Wednesday, March 17, 2010

this goes out to girls all around the world


"Thank God for granting me, this moment of clarity, this moment of honesty. The world will feel my truths". - Jay-Z

Every now and then, I have a moment when I come across something that is so timely. This is one of them. 
Lately, I've been harboring one simple thought: "can it be that it was all so simple then"? Young girls nowadays have it rough. The world feels colder and so much more brutal than it did back when I was growing up.  
Now, don't get me wrong, it was never perfect. It's just that in this day in age where celebrities reign supreme and the tachyon-like speed of technology has everyone in a tizzy, there seems to be more of a focus placed on competing with the next chick or taking for granted true friendships and healthy relationships. 
Being the eldest, my younger sister always had an advantage in that I was always able to pass on to her all the lessons learned from some of the bullshit I would go through. Though there is no greater teacher than experience, it always helps to have a heads up. Even now, at 29 years old (wow, 30 is way too close) I find that I am still in the midst of immature and disingenuous personalities. So it is important to understand and realize that some things will never change. You have to just rock with the ebb and flow. Keep your friends close and your enemies on limited profile. The old adage had to be changed to fit today's times :)
Below, I pasted a genius excerpt from Eve Ensler's book. It's a must read for all women out there. But before I end my post, I want to pass on some of my own advice to young  girls in particular who may reading: 
Love the ones that treat you right and forget about the ones that don't. Surround yourself with HONEST, HONEST (that is not a typo -- I just cannot stress HONEST enough), LOYAL, POSITIVE, ENCOURAGING friends and remember that the greatest relationships are built on the strongest foundations. It may sound cliche, but, the greatest and truest of friends are the ones that will stick by you, no matter what.
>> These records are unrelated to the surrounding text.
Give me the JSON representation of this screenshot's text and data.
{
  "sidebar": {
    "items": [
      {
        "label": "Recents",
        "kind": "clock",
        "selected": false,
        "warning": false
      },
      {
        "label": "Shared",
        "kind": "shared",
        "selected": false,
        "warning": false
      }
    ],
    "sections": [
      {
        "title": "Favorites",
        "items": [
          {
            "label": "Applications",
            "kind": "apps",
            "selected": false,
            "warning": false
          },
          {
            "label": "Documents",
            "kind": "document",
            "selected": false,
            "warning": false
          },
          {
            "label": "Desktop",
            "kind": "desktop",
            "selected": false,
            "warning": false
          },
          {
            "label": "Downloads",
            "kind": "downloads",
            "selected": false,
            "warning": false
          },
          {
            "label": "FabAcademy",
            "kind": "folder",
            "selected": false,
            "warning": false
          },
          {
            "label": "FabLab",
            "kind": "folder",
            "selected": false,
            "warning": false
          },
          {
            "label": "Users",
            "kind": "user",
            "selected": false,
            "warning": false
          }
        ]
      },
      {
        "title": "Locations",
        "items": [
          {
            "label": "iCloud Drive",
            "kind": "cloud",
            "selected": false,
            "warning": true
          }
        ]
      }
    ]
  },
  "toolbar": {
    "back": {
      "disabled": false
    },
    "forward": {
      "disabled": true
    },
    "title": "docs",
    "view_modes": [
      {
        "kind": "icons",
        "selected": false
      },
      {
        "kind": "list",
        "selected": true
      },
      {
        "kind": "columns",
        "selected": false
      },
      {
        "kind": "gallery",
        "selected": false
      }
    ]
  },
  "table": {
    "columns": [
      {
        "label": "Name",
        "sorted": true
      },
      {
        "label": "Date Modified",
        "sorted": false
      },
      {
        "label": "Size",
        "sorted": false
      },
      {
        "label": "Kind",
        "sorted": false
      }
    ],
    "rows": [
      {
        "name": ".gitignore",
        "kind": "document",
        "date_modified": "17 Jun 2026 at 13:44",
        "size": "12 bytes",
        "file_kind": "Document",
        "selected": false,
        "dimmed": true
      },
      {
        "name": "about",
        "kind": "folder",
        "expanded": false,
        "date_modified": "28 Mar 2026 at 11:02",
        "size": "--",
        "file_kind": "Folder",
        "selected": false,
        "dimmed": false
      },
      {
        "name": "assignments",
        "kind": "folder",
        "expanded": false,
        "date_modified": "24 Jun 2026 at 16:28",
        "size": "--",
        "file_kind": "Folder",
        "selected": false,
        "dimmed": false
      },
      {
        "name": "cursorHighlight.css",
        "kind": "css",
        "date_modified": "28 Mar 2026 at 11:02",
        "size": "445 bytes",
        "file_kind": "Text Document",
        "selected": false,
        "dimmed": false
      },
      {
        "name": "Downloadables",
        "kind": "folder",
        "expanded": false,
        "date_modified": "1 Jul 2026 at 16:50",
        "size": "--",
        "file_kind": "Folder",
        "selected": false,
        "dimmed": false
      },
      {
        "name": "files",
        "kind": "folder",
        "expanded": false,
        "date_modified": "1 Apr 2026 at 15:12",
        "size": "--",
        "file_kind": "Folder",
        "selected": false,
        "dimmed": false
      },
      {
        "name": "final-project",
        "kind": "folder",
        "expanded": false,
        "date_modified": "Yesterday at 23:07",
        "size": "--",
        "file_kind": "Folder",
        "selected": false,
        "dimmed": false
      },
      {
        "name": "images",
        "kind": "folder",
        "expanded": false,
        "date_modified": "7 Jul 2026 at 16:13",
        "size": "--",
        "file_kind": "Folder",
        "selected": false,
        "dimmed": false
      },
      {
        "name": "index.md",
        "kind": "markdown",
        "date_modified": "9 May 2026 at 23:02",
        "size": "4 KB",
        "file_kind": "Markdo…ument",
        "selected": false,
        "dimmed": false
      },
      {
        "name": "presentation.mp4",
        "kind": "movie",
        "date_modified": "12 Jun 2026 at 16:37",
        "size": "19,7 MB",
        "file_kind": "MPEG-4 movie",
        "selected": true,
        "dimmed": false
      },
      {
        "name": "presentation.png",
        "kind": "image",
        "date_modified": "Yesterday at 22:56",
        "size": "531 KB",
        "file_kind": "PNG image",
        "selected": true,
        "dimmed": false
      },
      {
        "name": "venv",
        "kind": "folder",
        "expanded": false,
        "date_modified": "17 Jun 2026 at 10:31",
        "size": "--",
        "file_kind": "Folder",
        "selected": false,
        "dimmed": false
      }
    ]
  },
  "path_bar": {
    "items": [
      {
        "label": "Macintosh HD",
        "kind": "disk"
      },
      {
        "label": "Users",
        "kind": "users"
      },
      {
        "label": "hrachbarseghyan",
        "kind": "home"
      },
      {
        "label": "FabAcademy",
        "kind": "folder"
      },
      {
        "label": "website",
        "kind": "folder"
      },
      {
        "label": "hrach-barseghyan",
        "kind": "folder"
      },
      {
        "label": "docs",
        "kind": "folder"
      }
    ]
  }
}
Excerpt from I Am an Emotional Creature: The Secret Life of Girls Around the World:

"Dear Emotional Creature:
    I believe in you. I believe in your authenticity, your uniqueness, your intensity, your wildness. I love the way you dye your hair purple, or hike up your short skirt, or blare your music while you lip-synch every single memorized lyric. I love your restlessness and your hunger. You possess the energy that, if unleashed could transform, inspire and heal the world.
    Everyone seems to have a certain way they want you to be -- your mother, father, teachers, religious leaders, politicians, boyfriends, fashion gurus, celebrities, girlfriends. In reporting my new book, I learned a very disturbing statistic: 74 percent of young women say they are under pressure to please everyone.
    I have done a lot of thinking about what it means to please; to be the wish or will of somebody other than yourself. To please fashion setters, we starve ourselves. To please men, we push ourselves when we aren't ready. To please our parents, we become insane over-achievers. If you are trying to please, how do you take responsibility for your own needs? How do you even know what your own needs are? The act of pleasing makes everything murky. We lose track of ourselves. We stop uttering declaratory sentences. We stop directing our lives.  We forget what we know. We make everything OK rather than real.
    I have had the good fortune to travel around the world. Everywhere I meet teenage girls and women giggling, laughing as they walk country roads or hang out on city streets. Electric girls. I see how their lives get hijacked, how their opinions and desires get denied and undone. So many women I have met are still struggling late into their lives to know their desires, to find their way.
    Instead of trying to please, this is a challenge to provoke, to dare, to satisfy your own imagination and appetite. To take responsibility for who you are, to engage. Listen to that voice inside you that might want something different. It's a call to your original self, to move at your own speed, to walk with your own step, to wear your color.
    When I was your age, I didn't know how to live as an emotional creature. I felt like an alien. I still do a lot of the time. I am older now. I finally know the difference between pleasing and loving, obeying and respecting. It has taken me so many years to be OK with being different, with being this alive, this intense. I just don't want you to have to wait that long.
          Love, Eve Ensler
"


What would be your advice to young girls out there?



1 comment:

  1. SOOO true! But also remember to keep your heart open. I have had a lot of females come and go in my life and I could have easily closed myself off but I didn't and therefore I found a lot of truly wonderful women who I am lucky enough to call my friends.